Background: Colonization by livestock-associated MRSA (LA-MRSA) has increasingly been reported in the swine population worldwide. The aim of this study was to assess the prevalence of MRSA nasal carriage in healthy pigs, including the black (Calabrese) breed, from farms in the Calabria Region (Southern Italy). Between January and March 2018, a total of 475 healthy pigs reared in 32 farms were sampled by nasal swabbing. MRSA isolates were characterized by spa, MLST and SCCmec typing, and susceptibility testing to 17 antimicrobials.

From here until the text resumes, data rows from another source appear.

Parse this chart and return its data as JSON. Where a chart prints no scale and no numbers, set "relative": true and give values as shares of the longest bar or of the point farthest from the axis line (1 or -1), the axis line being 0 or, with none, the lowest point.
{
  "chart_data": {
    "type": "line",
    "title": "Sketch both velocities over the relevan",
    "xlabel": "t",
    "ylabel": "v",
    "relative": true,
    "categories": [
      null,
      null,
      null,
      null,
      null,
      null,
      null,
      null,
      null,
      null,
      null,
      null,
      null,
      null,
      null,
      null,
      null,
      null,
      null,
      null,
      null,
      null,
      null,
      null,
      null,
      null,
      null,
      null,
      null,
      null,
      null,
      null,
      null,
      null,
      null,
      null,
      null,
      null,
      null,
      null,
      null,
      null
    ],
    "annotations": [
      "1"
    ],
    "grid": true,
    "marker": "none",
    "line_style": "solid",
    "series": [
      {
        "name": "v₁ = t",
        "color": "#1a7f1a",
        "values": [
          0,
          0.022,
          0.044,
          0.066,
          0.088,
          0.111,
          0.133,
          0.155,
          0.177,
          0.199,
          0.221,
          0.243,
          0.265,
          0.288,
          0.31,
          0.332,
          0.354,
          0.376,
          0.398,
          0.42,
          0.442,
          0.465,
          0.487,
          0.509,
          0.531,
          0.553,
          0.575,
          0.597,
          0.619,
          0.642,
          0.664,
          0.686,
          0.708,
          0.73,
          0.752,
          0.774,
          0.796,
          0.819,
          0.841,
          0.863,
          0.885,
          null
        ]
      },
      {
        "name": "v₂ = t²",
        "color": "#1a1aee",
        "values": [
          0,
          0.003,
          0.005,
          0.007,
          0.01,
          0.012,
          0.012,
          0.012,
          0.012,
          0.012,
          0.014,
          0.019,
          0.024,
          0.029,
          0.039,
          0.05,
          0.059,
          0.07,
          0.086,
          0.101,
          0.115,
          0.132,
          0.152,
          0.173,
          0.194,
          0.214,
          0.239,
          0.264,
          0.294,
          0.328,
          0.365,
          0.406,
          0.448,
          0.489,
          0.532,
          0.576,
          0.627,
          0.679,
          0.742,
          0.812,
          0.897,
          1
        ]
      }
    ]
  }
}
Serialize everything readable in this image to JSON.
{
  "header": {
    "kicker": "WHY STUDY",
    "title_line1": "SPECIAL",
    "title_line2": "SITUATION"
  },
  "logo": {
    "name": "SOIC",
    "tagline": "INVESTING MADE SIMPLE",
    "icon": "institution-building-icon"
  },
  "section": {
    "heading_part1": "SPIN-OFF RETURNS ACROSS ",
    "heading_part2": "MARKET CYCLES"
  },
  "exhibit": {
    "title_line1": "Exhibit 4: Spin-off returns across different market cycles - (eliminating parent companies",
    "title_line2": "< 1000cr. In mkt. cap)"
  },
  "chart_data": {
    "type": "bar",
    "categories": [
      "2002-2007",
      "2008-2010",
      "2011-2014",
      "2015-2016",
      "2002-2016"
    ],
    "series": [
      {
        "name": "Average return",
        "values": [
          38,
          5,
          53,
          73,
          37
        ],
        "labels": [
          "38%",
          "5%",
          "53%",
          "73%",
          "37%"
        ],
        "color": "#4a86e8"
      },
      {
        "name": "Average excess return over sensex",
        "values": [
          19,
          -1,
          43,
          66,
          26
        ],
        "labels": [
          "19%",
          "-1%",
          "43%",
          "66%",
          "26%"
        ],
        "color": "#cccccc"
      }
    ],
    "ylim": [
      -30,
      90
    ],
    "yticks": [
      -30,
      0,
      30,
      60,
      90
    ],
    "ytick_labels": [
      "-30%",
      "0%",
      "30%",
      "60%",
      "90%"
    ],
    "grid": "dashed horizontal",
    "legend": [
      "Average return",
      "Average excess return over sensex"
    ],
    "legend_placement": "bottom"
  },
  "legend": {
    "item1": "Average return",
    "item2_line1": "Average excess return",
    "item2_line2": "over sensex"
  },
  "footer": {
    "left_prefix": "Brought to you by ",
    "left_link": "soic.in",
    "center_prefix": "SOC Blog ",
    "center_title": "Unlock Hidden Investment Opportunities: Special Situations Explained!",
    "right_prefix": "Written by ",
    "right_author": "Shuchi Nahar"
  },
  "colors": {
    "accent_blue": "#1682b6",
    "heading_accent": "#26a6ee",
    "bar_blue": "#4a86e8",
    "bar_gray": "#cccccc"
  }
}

Results: 22 of 32 (66.8%) pig farms resulted positive for MRSA. The prevalence of MRSA was 46.1% (219 MRSA culture-positive out of 475 samples). MRSA colonization was significantly higher in intensive farms and in pigs with a recent or ongoing antimicrobial treatment. All 219 MRSA isolates were assigned to ST398. The most common spa types were t011 (37.0%), t034 (22.4%) and t899 (15.1%). A novel spa type (t18290) was detected in one isolate. An insertion of IS256 in the ST398-specific A07 fragment of the SAPIG2195 gene was detected in 10 out of 81 t011 isolates. Nearly all isolates carried the SCCmec type V element, except 11 isolates that carried the SCCmec type IVc. None of the isolates was positive for the Panton-Valentine leukocidin. All isolates were resistant to tetracycline. High resistance rates were also found for clindamycin (93.1%), trimethoprim/sulfamethoxazole (68.4%), fluoroquinolones (47.9-65.3%) and erythromycin (46.1%). None of the isolates was resistant to vancomycin and fusidic acid. Overall, a multidrug resistant phenotype was observed in 88.6% of isolates.
Conclusions: We report a high prevalence of MRSA among healthy swine in Southern Italy farms, with higher isolation frequency associated with intensive farming. The epidemiological types identified in our study reflect those reported in other European countries. Our findings underscore the importance of monitoring the evolution of LA-MRSA in pig farms in order to implement control measures and reduce the risk of spread in the animal population.
Keywords: Antimicrobial susceptibility; Genotyping; LA-MRSA; Pigs; Southern Italy.